Ragazzina si butta dall’ex hotel Palace

La quattordicenne ha lasciato dei biglietti per chiedere scusa, ma nessuna spiegazione: l’hanno trovata i genitori
Di Silvia Bergamin
BELLUCO LUOGO SUICIDIO CITTADELLA
BELLUCO LUOGO SUICIDIO CITTADELLA

CITTADELLA. Si è gettata dal tetto del Palace di Cittadella e ha fatto un volo di 30 metri: aveva appena 14 anni. In una lettera ha annunciato il gesto, spiegando cosa avrebbe fatto e dove l'avrebbe fatto. Il corpo senza vita della figlia è stato trovato dai genitori: in serata la madre ha avuto un malore ed è stata ricoverata. A loro restano ora solo le lettere della piccola che li implora di scusarla, di perdonarla per quello che ha fatto. Ma neppure una riga di spiegazione della sua tremenda scelta.

Il dramma si è consumato nel pomeriggio di ieri. La giovanissima, che viveva a Fontaniva, è uscita di casa a piedi con il suo zainetto e si è diretta verso Cittadella. Erano passate da poco le 14. Ha imboccato la pista ciclabile, ieri frequentata da tante persone che hanno approfittato della giornata di sole per fare quattro passi all'aria aperta dopo i lunghi giorni di pioggia. Lei è andata via spedita; una volta arrivata in Borgo Vicenza ha attraversato la strada e ha varcato la recinzione del Palace, senza troppe difficoltà. È entrata nell'albergo, abbandonato da tempo, e ha percorso le rampe di scale, salendole tutte, sino alla fine. Una volta raggiunto il tetto, si è sfilata lo zaino e il giubbino scuro. Nessuno sa quanto abbia aspettato sotto il sole e un cielo meravigliosamente azzurro, se sia stato un impeto o un lento avvicinarsi alla balaustra. Ma alla fine l’ha fatto: si è lanciata nel vuoto.
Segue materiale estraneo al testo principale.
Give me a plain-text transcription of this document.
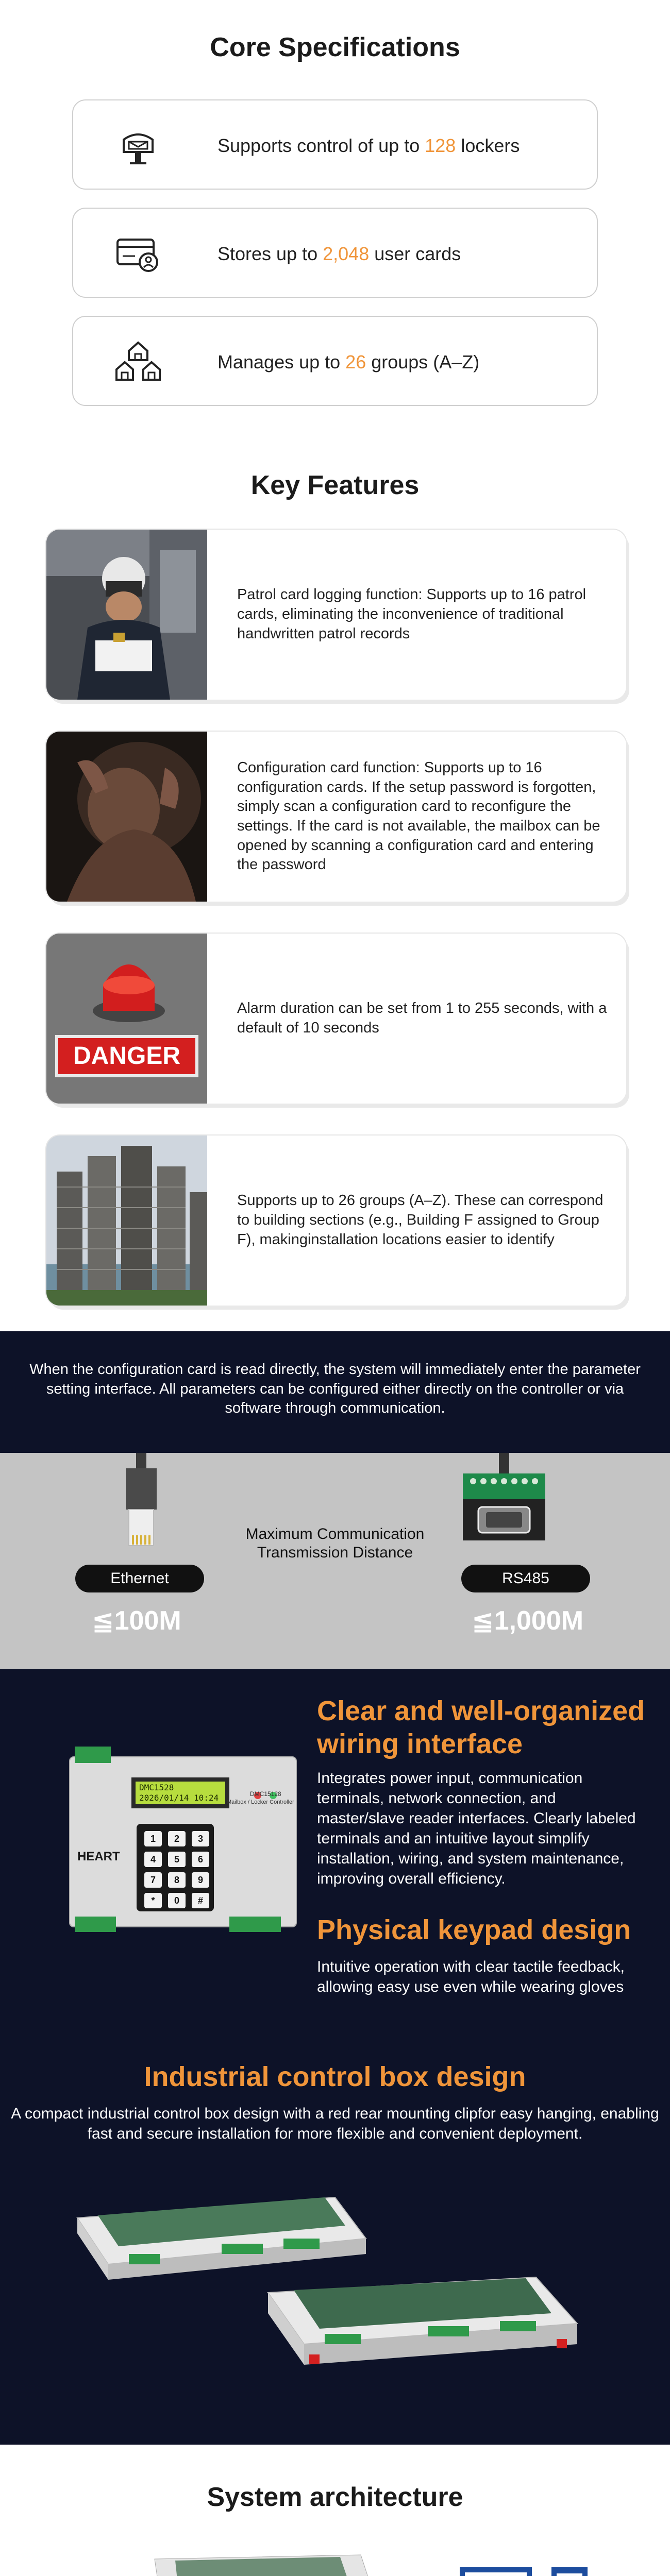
Core Specifications
Supports control of up to 128 lockers
Stores up to 2,048 user cards
Manages up to 26 groups (A–Z)
Key Features
Patrol card logging function: Supports up to 16 patrol cards, eliminating the inconvenience of traditional handwritten patrol records
Configuration card function: Supports up to 16 configuration cards. If the setup password is forgotten, simply scan a configuration card to reconfigure the settings. If the card is not available, the mailbox can be opened by scanning a configuration card and entering the password
DANGER
Alarm duration can be set from 1 to 255 seconds, with a default of 10 seconds
Supports up to 26 groups (A–Z). These can correspond to building sections (e.g., Building F assigned to Group F), makinginstallation locations easier to identify
When the configuration card is read directly, the system will immediately enter the parameter setting interface. All parameters can be configured either directly on the controller or via software through communication.
Maximum Communication Transmission Distance
Ethernet	RS485
≦100M	≦1,000M
DMC1528
2026/01/14 10:24
HEART
DMC15128
Mailbox / Locker Controller
1	2	3
4	5	6
7	8	9
*	0	#
Clear and well-organized wiring interface
Integrates power input, communication terminals, network connection, and master/slave reader interfaces. Clearly labeled terminals and an intuitive layout simplify installation, wiring, and system maintenance, improving overall efficiency.
Physical keypad design
Intuitive operation with clear tactile feedback, allowing easy use even while wearing gloves
Industrial control box design
A compact industrial control box design with a red rear mounting clipfor easy hanging, enabling fast and secure installation for more flexible and convenient deployment.
System architecture
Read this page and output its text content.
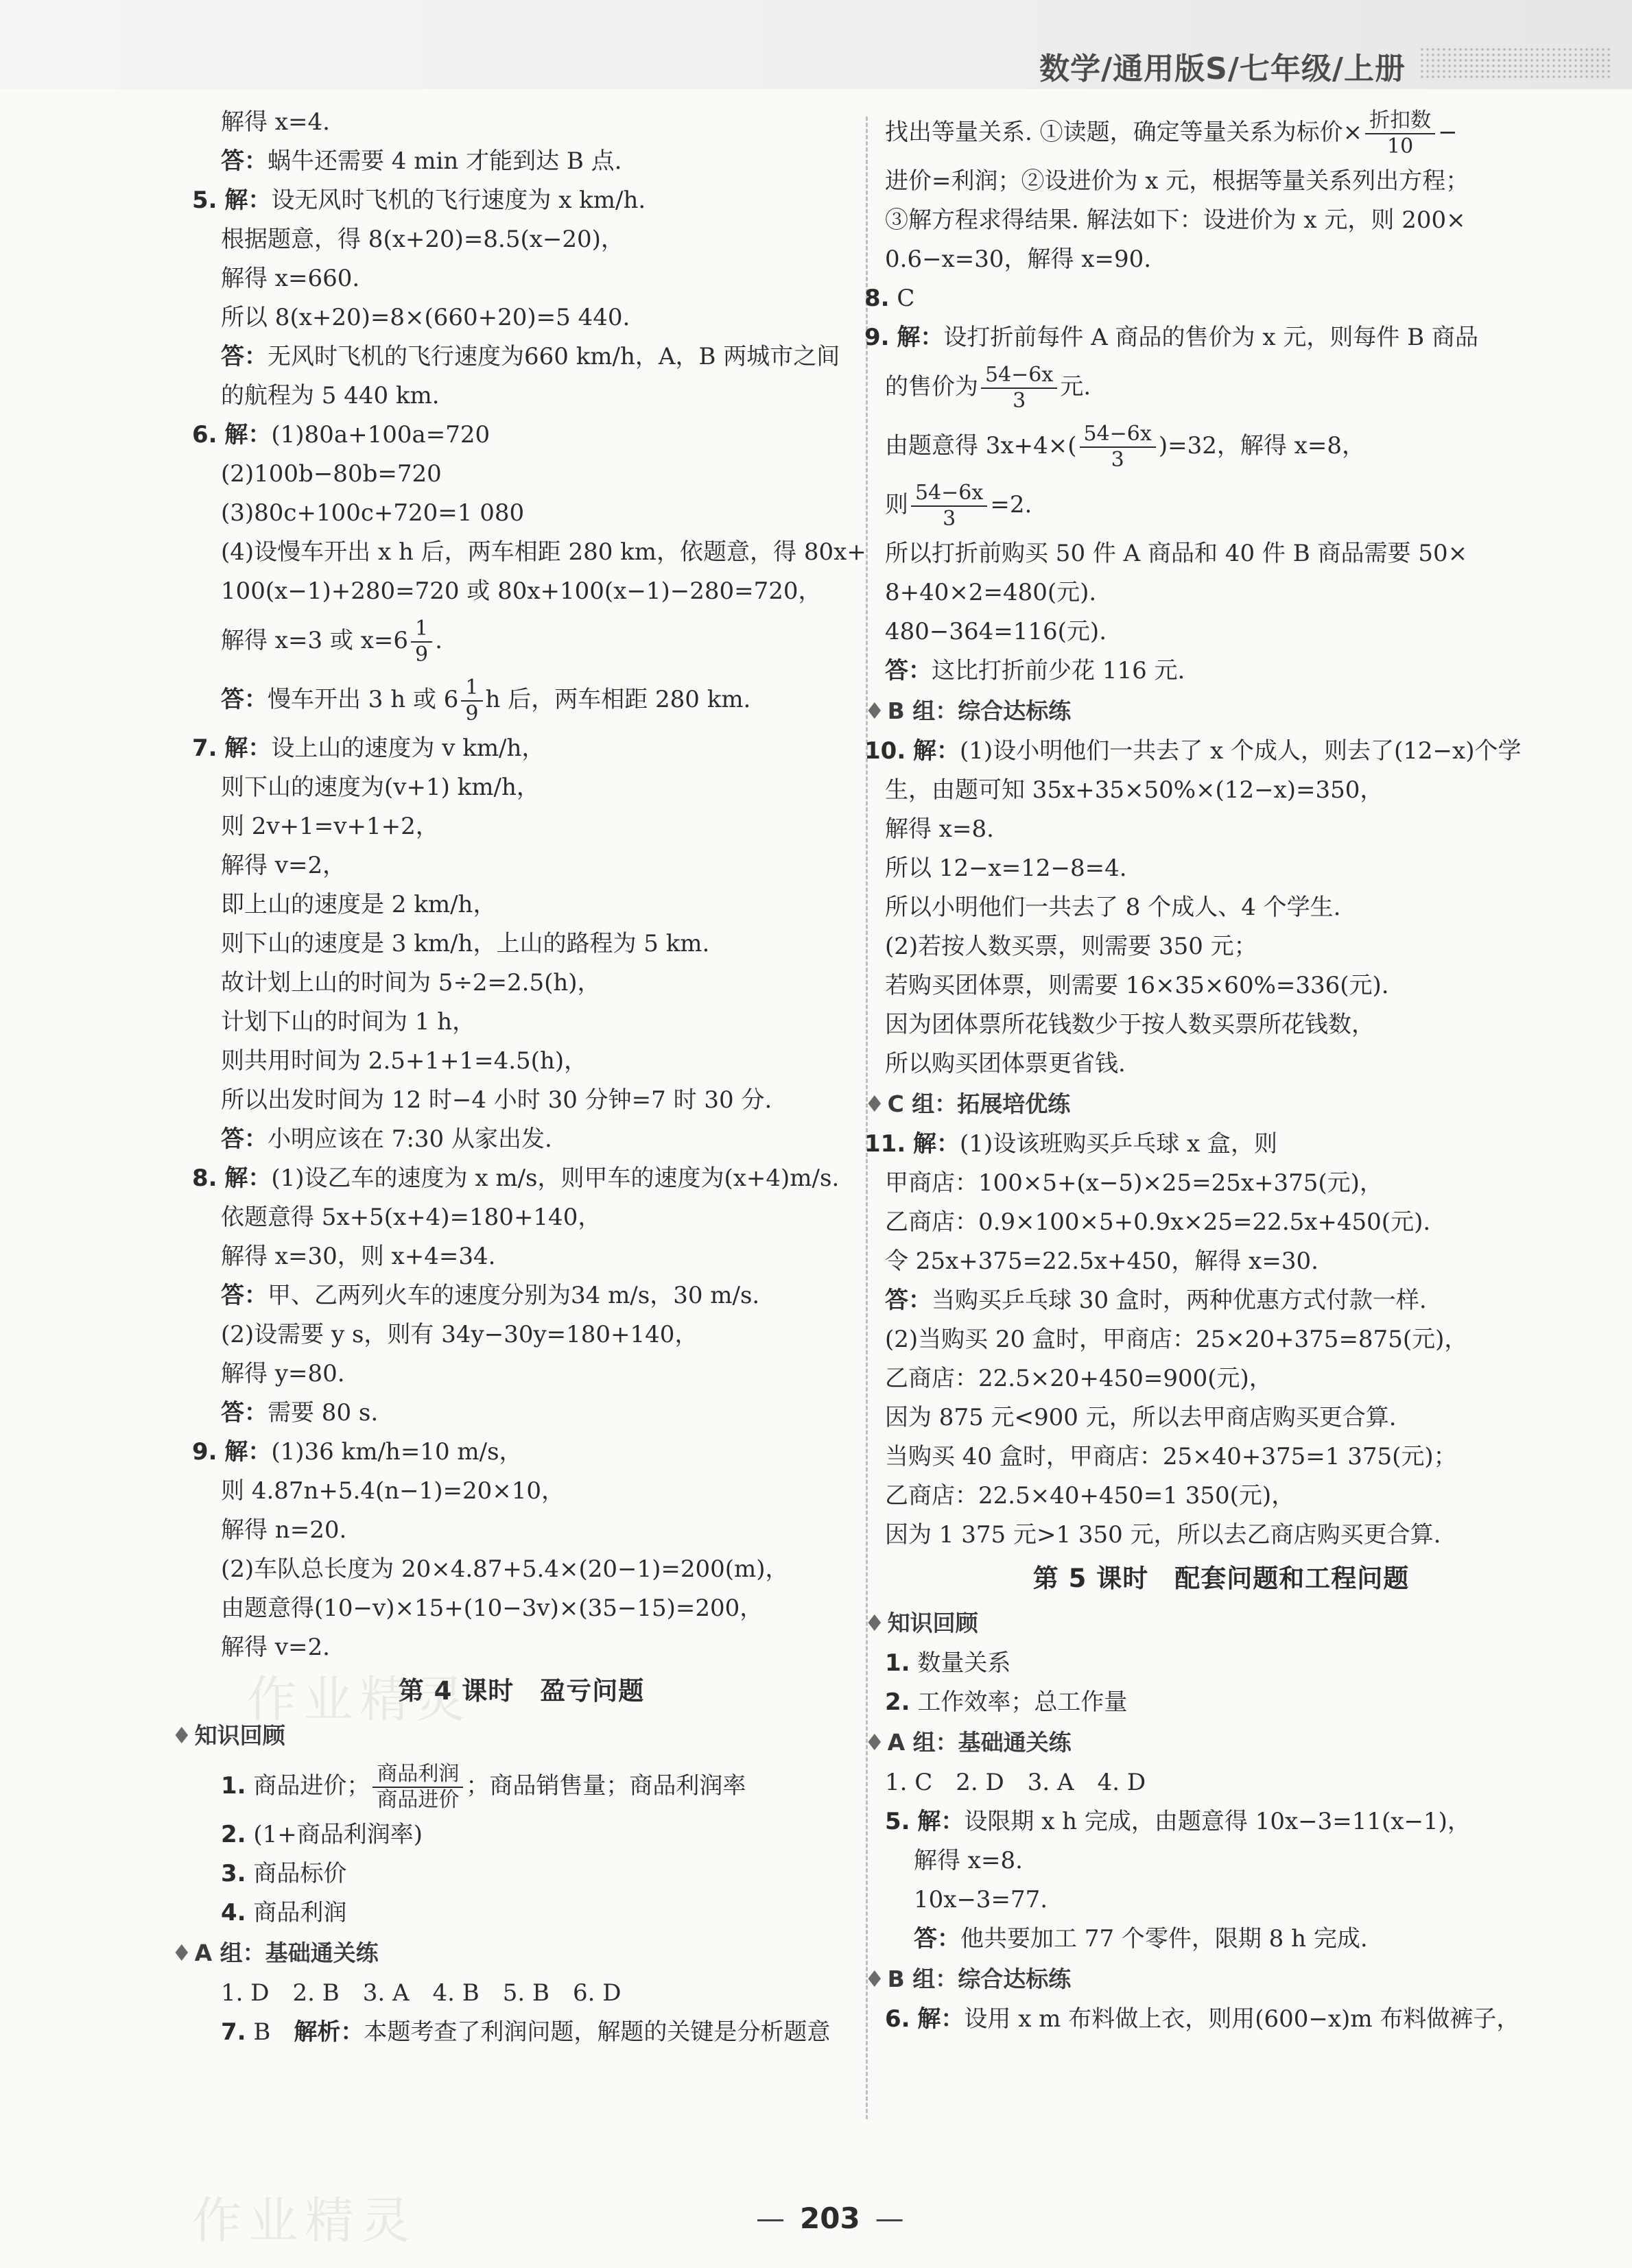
数学/通用版S/七年级/上册
解得 x=4.
答：蜗牛还需要 4 min 才能到达 B 点.
5. 解：设无风时飞机的飞行速度为 x km/h.
根据题意，得 8(x+20)=8.5(x−20)，
解得 x=660.
所以 8(x+20)=8×(660+20)=5 440.
答：无风时飞机的飞行速度为660 km/h，A，B 两城市之间
的航程为 5 440 km.
6. 解：(1)80a+100a=720
(2)100b−80b=720
(3)80c+100c+720=1 080
(4)设慢车开出 x h 后，两车相距 280 km，依题意，得 80x+
100(x−1)+280=720 或 80x+100(x−1)−280=720，
解得 x=3 或 $x=6 \frac{1}{9}$ .
答：慢车开出 3 h 或 $6 \frac{1}{9}$ h 后，两车相距 280 km.
7. 解：设上山的速度为 v km/h，
则下山的速度为(v+1) km/h，
则 2v+1=v+1+2，
解得 v=2，
即上山的速度是 2 km/h，
则下山的速度是 3 km/h，上山的路程为 5 km.
故计划上山的时间为 5÷2=2.5(h)，
计划下山的时间为 1 h，
则共用时间为 2.5+1+1=4.5(h)，
所以出发时间为 12 时−4 小时 30 分钟=7 时 30 分.
答：小明应该在 7:30 从家出发.
8. 解：(1)设乙车的速度为 x m/s，则甲车的速度为(x+4)m/s.
依题意得 5x+5(x+4)=180+140，
解得 x=30，则 x+4=34.
答：甲、乙两列火车的速度分别为34 m/s，30 m/s.
(2)设需要 y s，则有 34y−30y=180+140，
解得 y=80.
答：需要 80 s.
9. 解：(1)36 km/h=10 m/s，
则 4.87n+5.4(n−1)=20×10，
解得 n=20.
(2)车队总长度为 20×4.87+5.4×(20−1)=200(m)，
由题意得(10−v)×15+(10−3v)×(35−15)=200，
解得 v=2.
第 4 课时　盈亏问题
♦ 知识回顾
1. 商品进价； $\frac{\text{商品利润}}{\text{商品进价}}$ ；商品销售量；商品利润率
2. (1+商品利润率)
3. 商品标价
4. 商品利润
♦ A 组：基础通关练
1. D　2. B　3. A　4. B　5. B　6. D
7. B　 解析：本题考查了利润问题，解题的关键是分析题意
找出等量关系. ①读题，确定等量关系为标价× $\frac{\text{折扣数}}{10}$ −
进价=利润；②设进价为 x 元，根据等量关系列出方程；
③解方程求得结果. 解法如下：设进价为 x 元，则 200×
0.6−x=30，解得 x=90.
8. C
9. 解：设打折前每件 A 商品的售价为 x 元，则每件 B 商品
的售价为 $\frac{54-6x}{3}$ 元.
由题意得 $3x+4\times( \frac{54-6x}{3} )=32$，解得 x=8，
则 $\frac{54-6x}{3} =2$.
所以打折前购买 50 件 A 商品和 40 件 B 商品需要 50×
8+40×2=480(元).
480−364=116(元).
答：这比打折前少花 116 元.
♦ B 组：综合达标练
10. 解：(1)设小明他们一共去了 x 个成人，则去了(12−x)个学
生，由题可知 35x+35×50%×(12−x)=350，
解得 x=8.
所以 12−x=12−8=4.
所以小明他们一共去了 8 个成人、4 个学生.
(2)若按人数买票，则需要 350 元；
若购买团体票，则需要 16×35×60%=336(元).
因为团体票所花钱数少于按人数买票所花钱数，
所以购买团体票更省钱.
♦ C 组：拓展培优练
11. 解：(1)设该班购买乒乓球 x 盒，则
甲商店：100×5+(x−5)×25=25x+375(元)，
乙商店：0.9×100×5+0.9x×25=22.5x+450(元).
令 25x+375=22.5x+450，解得 x=30.
答：当购买乒乓球 30 盒时，两种优惠方式付款一样.
(2)当购买 20 盒时，甲商店：25×20+375=875(元)，
乙商店：22.5×20+450=900(元)，
因为 875 元<900 元，所以去甲商店购买更合算.
当购买 40 盒时，甲商店：25×40+375=1 375(元)；
乙商店：22.5×40+450=1 350(元)，
因为 1 375 元>1 350 元，所以去乙商店购买更合算.
第 5 课时　配套问题和工程问题
♦ 知识回顾
1. 数量关系
2. 工作效率；总工作量
♦ A 组：基础通关练
1. C　2. D　3. A　4. D
5. 解：设限期 x h 完成，由题意得 10x−3=11(x−1)，
解得 x=8.
10x−3=77.
答：他共要加工 77 个零件，限期 8 h 完成.
♦ B 组：综合达标练
6. 解：设用 x m 布料做上衣，则用(600−x)m 布料做裤子，
作业精灵
作业精灵	— 203 —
Prima di andarsene da casa aveva lasciato una traccia, scrivendo una lettera alla nonna, che aveva lasciato bene in vista. Ma i familiari l’hanno trovata solo un’ora dopo che era uscita, troppo tardi. Peraltro non era neppure scritto in grande il luogo che aveva scelto per farla finita. Alla prima lettura del manoscritto, mamma e papà avevano avuto la percezione che la ragazza fosse scappata, andata via, chissà dove. Ma poi, scorrendo tutte quelle parole scritte a mano, in fondo, in piccolo, lei aveva svelato le sue intenzioni: l'avrebbero trovata al Palace, si sarebbe buttata. Mamma e papà assieme a un altro familiare sono corsi lì col cuore in gola. L'hanno cercata fra le erbacce e le stanze fatiscenti e presto hanno trovato il corpo senza vita. In cime alla torre, vicino allo zainetto, c'erano altre tre lettere indirizzate a un'amica e a un paio di amici. Neppure in questi scritti c’è la ragione del gesto, ci sono solo la preghiera di scusarla e di non dimenticarla mai.

«Ero fuori di casa», racconta una giovane che risiede in via Borgo Vicenza, giusto davanti alla torre dell’ex hotel «Ho sentito un urlo straziante, non ho capito da dove potesse arrivare. C'era una famigliola con un bimbo che passava, ma non potevano essere stati loro. Sono passati alcuni minuti. Ho visto arrivare i carabinieri e ho capito che quel grido proveniva dall'albergo». Col passare dei minuti si è formato un folto gruppo di persone: mano a mano la gente si è fermata, in macchina. C'è chi è passato perché avvisato da sms di amici. I carabinieri di Cittadella al momento riconducono la vicenda alla crisi adolescenziale attraversata dalla ragazza, a quel momento della vita in cui ci si sente inadeguati e in conflitto con tutto e tutti. Momenti in cui una lite o un dispetto diventano drammi assoluti e le difficoltà della vita appaiono spesso insuperabili. Oggi quelle lettere, il diario, le testimonianze degli amici potranno aiutare a spiegare il perché della peggior scelta possibile che possa compiere un ragazzo.